Poids des 10 plus grosses valeurs en % par indice

Dans un tel contexte il est important de s’interroger sur le degré de dépendance de son portefeuille à une thématique, un facteur de style ou à une valeur particulière. Diversifier ses investissements en s’exposant à d’autres classes d’actifs, régions ou styles est une façon d’assurer une plus grande robustesse de son portefeuille mais également à capter d’autres opportunités en cas de changement de régime de marché.

Dans cette optique s’intéresser aux valeurs de la zone euro, aux petites et moyennes capitalisations boursières, au Japon ou à des secteurs jusqu’ici délaissés comme le secteur de la santé peut être intéressant.
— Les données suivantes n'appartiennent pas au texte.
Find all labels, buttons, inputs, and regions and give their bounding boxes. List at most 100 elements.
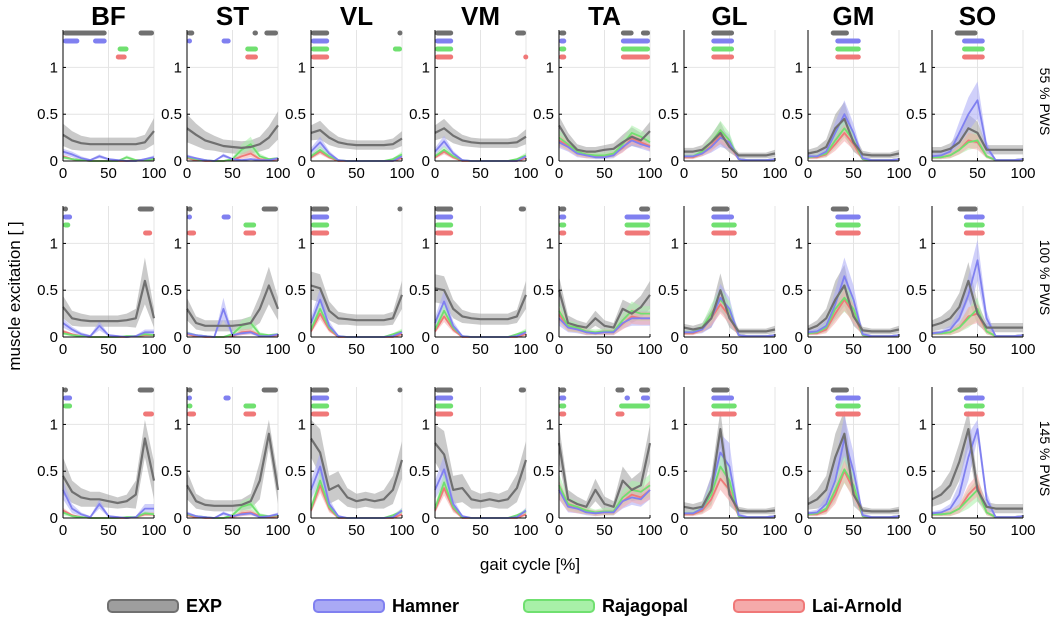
xtick-label: 50 [845, 165, 862, 182]
ytick-label: 1 [546, 235, 554, 252]
panel-st-100-pws: 0 0.5 1 0 50 100 [161, 206, 291, 358]
panel-vm-55-pws: 0 0.5 1 0 50 100 [409, 30, 539, 182]
xtick-label: 0 [680, 165, 688, 182]
panel-vl-145-pws: 0 0.5 1 0 50 100 [285, 387, 415, 539]
xtick-label: 50 [596, 522, 613, 539]
xtick-label: 100 [1010, 341, 1035, 358]
ytick-label: 0.5 [906, 282, 927, 299]
band-exp [63, 257, 154, 328]
ytick-label: 0 [671, 329, 679, 346]
line-exp [62, 437, 156, 505]
band-rajagopal [435, 473, 526, 518]
ytick-label: 0.5 [285, 106, 306, 123]
ytick-label: 0.5 [533, 106, 554, 123]
ytick-label: 1 [174, 59, 182, 76]
line-exp [683, 289, 776, 333]
ytick-label: 0 [298, 153, 306, 170]
xtick-label: 100 [389, 341, 414, 358]
legend-swatch-lai-arnold [733, 599, 805, 613]
line-exp [62, 279, 156, 323]
xlabel: gait cycle [%] [480, 555, 580, 574]
xtick-label: 50 [348, 165, 365, 182]
band-exp [435, 118, 526, 148]
xtick-label: 100 [637, 165, 662, 182]
band-exp [311, 271, 402, 326]
xtick-label: 100 [886, 341, 911, 358]
row-label-145-pws: 145 % PWS [1037, 421, 1052, 496]
ytick-label: 1 [546, 59, 554, 76]
panel-st-55-pws: 0 0.5 1 0 50 100 [161, 30, 291, 182]
ytick-label: 0.5 [533, 282, 554, 299]
panel-so-145-pws: 0 0.5 1 0 50 100 [906, 387, 1036, 539]
xtick-label: 50 [100, 165, 117, 182]
panel-vm-145-pws: 0 0.5 1 0 50 100 [409, 387, 539, 539]
panel-so-55-pws: 0 0.5 1 0 50 100 [906, 30, 1036, 182]
panel-bf-100-pws: 0 0.5 1 0 50 100 [37, 206, 167, 358]
ytick-label: 0 [919, 510, 927, 527]
xtick-label: 0 [431, 165, 439, 182]
xtick-label: 100 [389, 165, 414, 182]
ytick-label: 1 [795, 59, 803, 76]
line-exp [186, 432, 280, 507]
ytick-label: 0.5 [782, 463, 803, 480]
xtick-label: 100 [762, 165, 787, 182]
xtick-label: 0 [59, 522, 67, 539]
line-exp [683, 428, 776, 513]
line-hamner [558, 317, 650, 335]
band-hamner [311, 136, 402, 161]
band-hamner [435, 455, 526, 518]
panel-st-145-pws: 0 0.5 1 0 50 100 [161, 387, 291, 539]
ytick-label: 0 [671, 510, 679, 527]
xtick-label: 100 [141, 522, 166, 539]
ytick-label: 0 [546, 510, 554, 527]
line-rajagopal [558, 484, 651, 514]
ytick-label: 1 [795, 235, 803, 252]
ytick-label: 0.5 [906, 106, 927, 123]
line-exp [931, 428, 1023, 510]
line-exp [684, 131, 776, 157]
legend-swatch-rajagopal [523, 599, 595, 613]
line-exp [558, 124, 651, 153]
xtick-label: 100 [513, 341, 538, 358]
xtick-label: 100 [141, 165, 166, 182]
ytick-label: 0.5 [782, 106, 803, 123]
xtick-label: 50 [100, 522, 117, 539]
xtick-label: 50 [348, 522, 365, 539]
band-lai-arnold [932, 132, 1023, 161]
ytick-label: 0 [671, 153, 679, 170]
panels: BF ST VL VM TA GL GM SO 55 % PWS 100 % PWS 145 % P… [37, 1, 1052, 539]
xtick-label: 50 [969, 341, 986, 358]
xtick-label: 100 [886, 522, 911, 539]
xtick-label: 100 [513, 165, 538, 182]
xtick-label: 50 [224, 522, 241, 539]
band-hamner [435, 135, 526, 161]
xtick-label: 50 [845, 341, 862, 358]
line-exp [434, 287, 528, 321]
xtick-label: 0 [183, 522, 191, 539]
line-hamner [684, 451, 776, 518]
xtick-label: 50 [721, 522, 738, 539]
line-hamner [684, 136, 776, 162]
ytick-label: 1 [422, 59, 430, 76]
xtick-label: 50 [224, 165, 241, 182]
ytick-label: 0.5 [37, 106, 58, 123]
ytick-label: 1 [795, 416, 803, 433]
panel-bf-55-pws: 0 0.5 1 0 50 100 [37, 30, 167, 182]
ytick-label: 0 [174, 153, 182, 170]
column-title-vl: VL [340, 1, 373, 31]
legend-label-rajagopal: Rajagopal [602, 596, 688, 616]
ytick-label: 1 [298, 59, 306, 76]
panel-gm-55-pws: 0 0.5 1 0 50 100 [782, 30, 912, 182]
xtick-label: 50 [472, 165, 489, 182]
ytick-label: 1 [298, 416, 306, 433]
ytick-label: 1 [298, 235, 306, 252]
band-exp [187, 111, 278, 155]
panel-gm-100-pws: 0 0.5 1 0 50 100 [782, 206, 912, 358]
legend-item-rajagopal: Rajagopal [523, 596, 688, 616]
ytick-label: 0.5 [658, 463, 679, 480]
band-exp [932, 262, 1023, 333]
line-hamner [808, 113, 900, 162]
xtick-label: 50 [969, 522, 986, 539]
ytick-label: 0.5 [658, 282, 679, 299]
C’est également dans une optique de diversification de nos expositions que nous avons procédé à des arbitrages sur la classe obligataire. Malgré des fondamentaux solides et un niveau de défaut très faible (proche de 2%) sur le segment de la dette obligataire à haut rendement américaine, nous estimons que les niveaux de spreads et de portage sont actuellement moins attractifs au regard des risque éventuels sur cette catégorie d’émetteurs. Dans un contexte de nervosité sur le marché de la dette privée et face à d’éventuels risques de contagion, nous avons réduit notre exposition à cette classe d’actifs.

Nous avons préféré augmenter notre exposition à la dette des pays émergents émise en devise locale.

Rendements réels des obligations mondiales

Celle-ci présente plusieurs atouts : un niveau de rendement actuariel d’environ 6% pour une notation moyenne de BBB et des fondamentaux solides : les pays émergents hors Chine ont des niveaux d’endettement moins importants et une croissance plus forte que ceux observés dans les pays développés, une inflation maitrisée qui permet aux principales banques centrales émergentes de baisser leurs taux directeurs. Enfin, une certaine robustesse de la croissance mondiale devrait permettre aux devises émergentes de continuer à s’apprécier.